Aus diesem Grund misstrauen viele Christen dem neuen Machthaber Julani, wenn er von Toleranz spricht. In der Region Idlib, die seit 2017 von seiner Organisation kontrolliert wird, wurden fast alle Christen vertrieben. Julani scheint vielleicht verstanden zu haben, dass es ihm nutzt, die Christen zu tolerieren, weil er dann sein Image im Westen aufpolieren kann. Ob das von Dauer ist, wird sich weisen. Es kann aber durchaus sein, dass die definitive Vertreibung der Christen nur aufgeschoben ist.
«Viele der verbleibenden Christen sind nun dabei, ihre Koffer zu packen», sagte ein Syrien-Experte der Neuen Zürcher Zeitung (NZZ). Die Bischöfe würden versuchen, sie zu beruhigen und zum Bleiben zu animieren. «Sie wissen aber sehr gut», sagt der Experte, «dass es mit den Christen in Syrien zu Ende geht.»
Frohe Weihnachten gibt es jedenfalls in Syrien nicht.

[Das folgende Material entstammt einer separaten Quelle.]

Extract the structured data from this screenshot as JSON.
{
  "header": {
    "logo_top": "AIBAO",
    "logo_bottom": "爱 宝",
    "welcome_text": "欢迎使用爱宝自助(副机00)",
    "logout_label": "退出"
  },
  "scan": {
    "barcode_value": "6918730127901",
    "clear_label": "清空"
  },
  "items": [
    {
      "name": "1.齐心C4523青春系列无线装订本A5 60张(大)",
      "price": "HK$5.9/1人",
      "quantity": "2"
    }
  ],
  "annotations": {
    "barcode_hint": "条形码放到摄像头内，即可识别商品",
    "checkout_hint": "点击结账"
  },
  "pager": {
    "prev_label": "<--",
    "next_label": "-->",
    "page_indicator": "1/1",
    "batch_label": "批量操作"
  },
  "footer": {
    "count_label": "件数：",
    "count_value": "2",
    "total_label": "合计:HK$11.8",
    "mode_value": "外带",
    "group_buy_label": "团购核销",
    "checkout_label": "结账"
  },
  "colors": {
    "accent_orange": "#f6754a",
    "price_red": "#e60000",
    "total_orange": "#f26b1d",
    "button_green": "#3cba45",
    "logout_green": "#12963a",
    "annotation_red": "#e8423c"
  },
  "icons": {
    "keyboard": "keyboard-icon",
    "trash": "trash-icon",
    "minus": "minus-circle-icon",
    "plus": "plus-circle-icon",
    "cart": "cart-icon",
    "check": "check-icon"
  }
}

Um die Armenier im Gebiet der Sowjetunion (wir haben zum Beispiel hier darüber berichtet, weitere Links im Beitrag) war es Jahrzehnte ruhig geblieben. Moskau hatte allerdings nach dem Ersten Weltkrieg das geschlossen armenisch besiedelte Bergkarabach der aserbaidschanischen Sowjetrepublik zugeschlagen, wie auch die gemischte Region Nachitschewan. Im letzteren Gebiet wurden die Armenier während Jahrzehnten schikaniert und dezimiert, bis es sie nicht mehr gab. Und dann wurden auch ihre Kirchen und Friedhöfe zerstört. Heute ist die aserische Position, dass es dort nie welche gegeben habe.
In der armenischen Enklave Bergkarabach geschah im Rahmen von zwei aserischen Angriffskriegen (2020 und 2023) im Expresstempo das Gleiche. Im Moment ist Aserbaidschan daran, die zum Teil mittelalterlichen Kulturdenkmäler der Armenier zu zerstören und das Gebiet aserisch zu besiedeln. Baku wird dann wohl auch behaupten, es hätte in Bergkarabach nie Armenier gegeben. Die vertriebenen Armenier aus Bergkarabach verbringen Weihnachten schwerpunktmäßig im armenischen Kerngebiet – keine frohen Weihnachten.
Beide Entwicklungen, Syrien und Bergkarabach, hängen zusammen und sind eine Langzeitfolge des Ersten Weltkrieges. Der Westen tut in Bergkarabach wie beim Völkermord an den Armeniern 1915 nichts; in Syrien unterstützt er die Islamisten.
Er muss sich dann allerdings nicht wundern, wenn er sich politisch unglaubwürdig macht und als schwach angesehen wird.
Die Präsidenten der Türkei und Aserbaidschans, Erdoğan und Alijew, halten den Westen offen für dekadent, heuchlerisch und käuflich. Das Tragische ist, dass diese Einschätzung wohl zutrifft. Zusätzlich ist Joseph I. zuzustimmen, der den Westen in Bezug auf das orientalische Christentum für ahnungslos hält. An der Tatsache, dass es in Syrien und Bergkarabach keine frohe Weihnachten gibt, trägt er ein gerütteltes Maß an Verantwortung.